Imóveis ineficientes energeticamente: um mercado em duas velocidades
As regulamentações energéticas reforçadas em 2024 acentuaram a segmentação do mercado. Os imóveis classificados como G estão progressivamente proibidos de serem alugados, e os classificados como F seguirão. Para os proprietários locadores, a questão não é mais se devem reformar, mas se o custo da reforma permanece absorvível em relação ao valor do imóvel.
Os imóveis energeticamente ineficientes sofrem uma dupla penalização: desvalorização na venda e perda de receita locativa. Em cidades médias, alguns proprietários preferem vender com prejuízo em vez de realizar obras cujo retorno sobre o investimento permanece incerto.

Conjuntura imobiliária França 2024: o que os números globais ocultam
A queda de 12% nas transações em um ano dá uma imagem homogênea que não corresponde à realidade do terreno. Três discrepâncias merecem ser destacadas.
A primeira diz respeito à geografia.
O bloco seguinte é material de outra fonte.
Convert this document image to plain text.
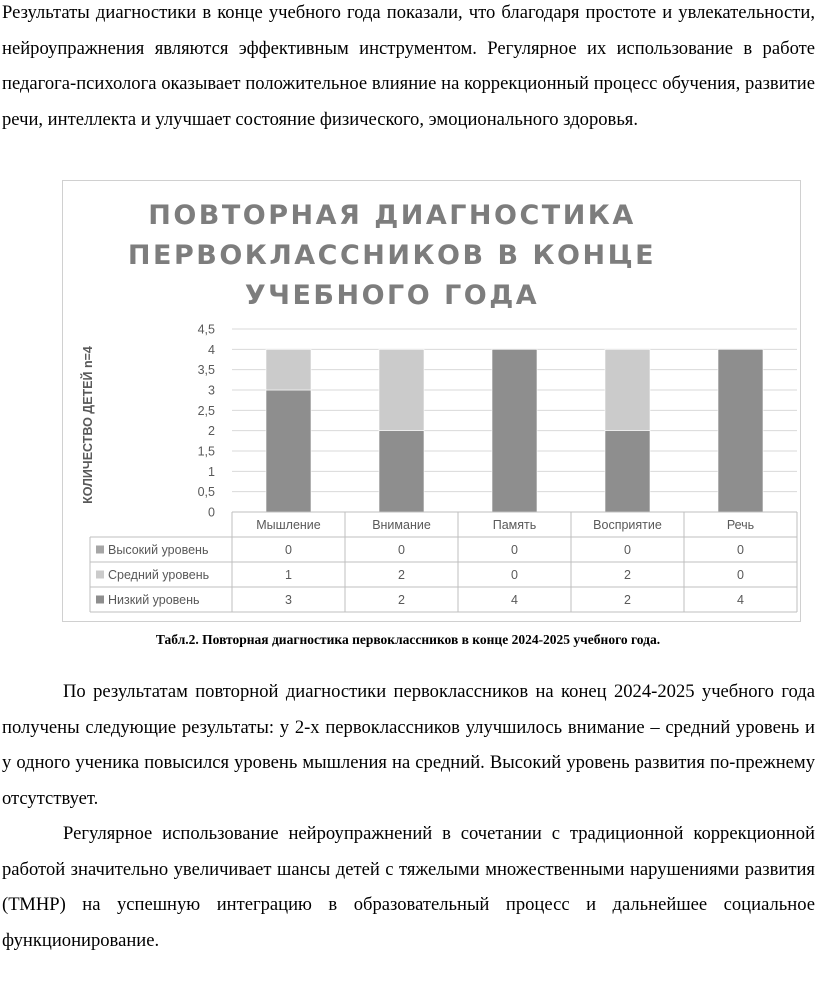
Результаты диагностики в конце учебного года показали, что благодаря простоте и увлекательности, нейроупражнения являются эффективным инструментом. Регулярное их использование в работе педагога-психолога оказывает положительное влияние на коррекционный процесс обучения, развитие речи, интеллекта и улучшает состояние физического, эмоционального здоровья.

ПОВТОРНАЯ ДИАГНОСТИКА ПЕРВОКЛАССНИКОВ В КОНЦЕ УЧЕБНОГО ГОДА
КОЛИЧЕСТВО ДЕТЕЙ n=4
0
0,5
1
1,5
2
2,5
3
3,5
4
4,5
Мышление	Внимание	Память	Восприятие	Речь
Высокий уровень	0	0	0	0	0
Средний уровень	1	2	0	2	0
Низкий уровень	3	2	4	2	4
Табл.2. Повторная диагностика первоклассников в конце 2024-2025 учебного года.

По результатам повторной диагностики первоклассников на конец 2024-2025 учебного года получены следующие результаты: у 2-х первоклассников улучшилось внимание – средний уровень и у одного ученика повысился уровень мышления на средний. Высокий уровень развития по-прежнему отсутствует.

Регулярное использование нейроупражнений в сочетании с традиционной коррекционной работой значительно увеличивает шансы детей с тяжелыми множественными нарушениями развития (ТМНР) на успешную интеграцию в образовательный процесс и дальнейшее социальное функционирование.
As cidades onde a demanda estrutural permanece forte (emprego, transportes, universidades) resistiram melhor do que as áreas rurais ou pequenas cidades em declínio demográfico. A diferença de preço entre metrópoles atraentes e territórios negligenciados se aprofundou ainda mais.
A segunda diz respeito ao perfil dos compradores. As famílias com uma entrada considerável e um contrato de trabalho permanente mantiveram um acesso ao crédito quase normal. Os compradores de primeira viagem sem uma poupança significativa, por outro lado, foram amplamente excluídos do mercado, não pelas taxas, mas pelas condições de concessão bancárias mencionadas anteriormente.
A terceira toca na natureza dos imóveis. Um apartamento com um bom DPE em um bairro procurado é vendido em prazos próximos aos de antes da crise. Um chalé mal isolado na periferia pode ficar vários meses sem uma oferta séria.
O ano de 2024 não foi o de um colapso, mas sim o de uma seleção acelerada entre segmentos promissores e segmentos fragilizados. Os dados agregados ocultam essa polarização, que provavelmente constitui a tendência mais estruturante para os próximos anos.